Reading speed: rate your results

A new test has cheered me up by calculating that I'm quick, but left me wondering what I miss. How do others add up?



Wednesday 12 February 2014  
Speed reading of Dan Brown's The Lost Symbol
Pacy story ... speed readers taking on Dan Brown's Lost Symbol on the day of its launch in 2009. Photograph: James Morgan/EPA

Brilliant. Apparently I read 889 words per minute, which makes me 256% faster than the national average. Try it out: this site has been doing the rounds on Twitter, and it is fun, especially if you are competitive about how fast you read (like me).


Obviously, I don't read even nearly that quickly when I'm not trying my hardest. "If you maintained this reading speed, you could read War and Peace by Leo Tolstoy in 11 hours and 1 minute," I am told. Well, I think if I maintained that speed, my brain would combust, and I was cheating a bit … but I know I am quite fast, and I did manage to answer their questions on the text correctly. I've just taken it again, and this time I read 939 words per minute, making me 276% faster than the national average. This time, though, the extract was the start of Alice in Wonderland … so it was easy.


Reading fast is both a curse and a blessing.
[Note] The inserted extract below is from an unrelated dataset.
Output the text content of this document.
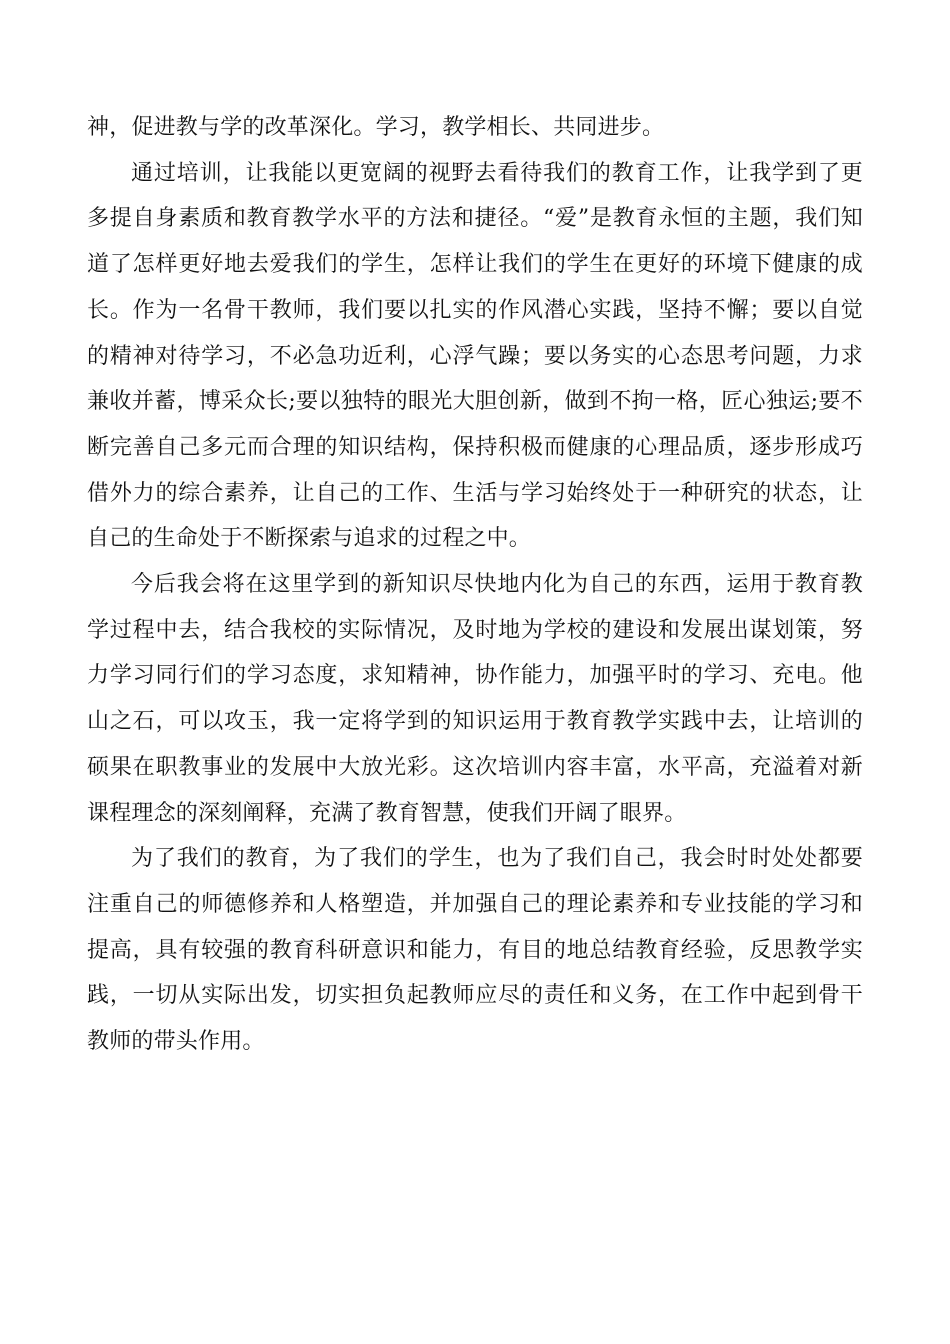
神，促进教与学的改革深化。学习，教学相长、共同进步。

通过培训，让我能以更宽阔的视野去看待我们的教育工作，让我学到了更多提自身素质和教育教学水平的方法和捷径。“爱”是教育永恒的主题，我们知道了怎样更好地去爱我们的学生，怎样让我们的学生在更好的环境下健康的成长。作为一名骨干教师，我们要以扎实的作风潜心实践，坚持不懈；要以自觉的精神对待学习，不必急功近利，心浮气躁；要以务实的心态思考问题，力求兼收并蓄，博采众长;要以独特的眼光大胆创新，做到不拘一格，匠心独运;要不断完善自己多元而合理的知识结构，保持积极而健康的心理品质，逐步形成巧借外力的综合素养，让自己的工作、生活与学习始终处于一种研究的状态，让自己的生命处于不断探索与追求的过程之中。

今后我会将在这里学到的新知识尽快地内化为自己的东西，运用于教育教学过程中去，结合我校的实际情况，及时地为学校的建设和发展出谋划策，努力学习同行们的学习态度，求知精神，协作能力，加强平时的学习、充电。他山之石，可以攻玉，我一定将学到的知识运用于教育教学实践中去，让培训的硕果在职教事业的发展中大放光彩。这次培训内容丰富，水平高，充溢着对新课程理念的深刻阐释，充满了教育智慧，使我们开阔了眼界。

为了我们的教育，为了我们的学生，也为了我们自己，我会时时处处都要注重自己的师德修养和人格塑造，并加强自己的理论素养和专业技能的学习和提高，具有较强的教育科研意识和能力，有目的地总结教育经验，反思教学实践，一切从实际出发，切实担负起教师应尽的责任和义务，在工作中起到骨干教师的带头作用。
It means that when I get in the zone, I'm hardly aware of the words on the page, I'm just inhabiting the story … until I realise this is what I'm doing, and am jolted out into reality. But it also means, I think, that books slip out of my memory as quickly as they went in, and that I don't spend hours contemplating the beauty of a perfectly crafted sentence.


How about you? Fast or slow reader? And how (she asks, competitively) did you do on the test?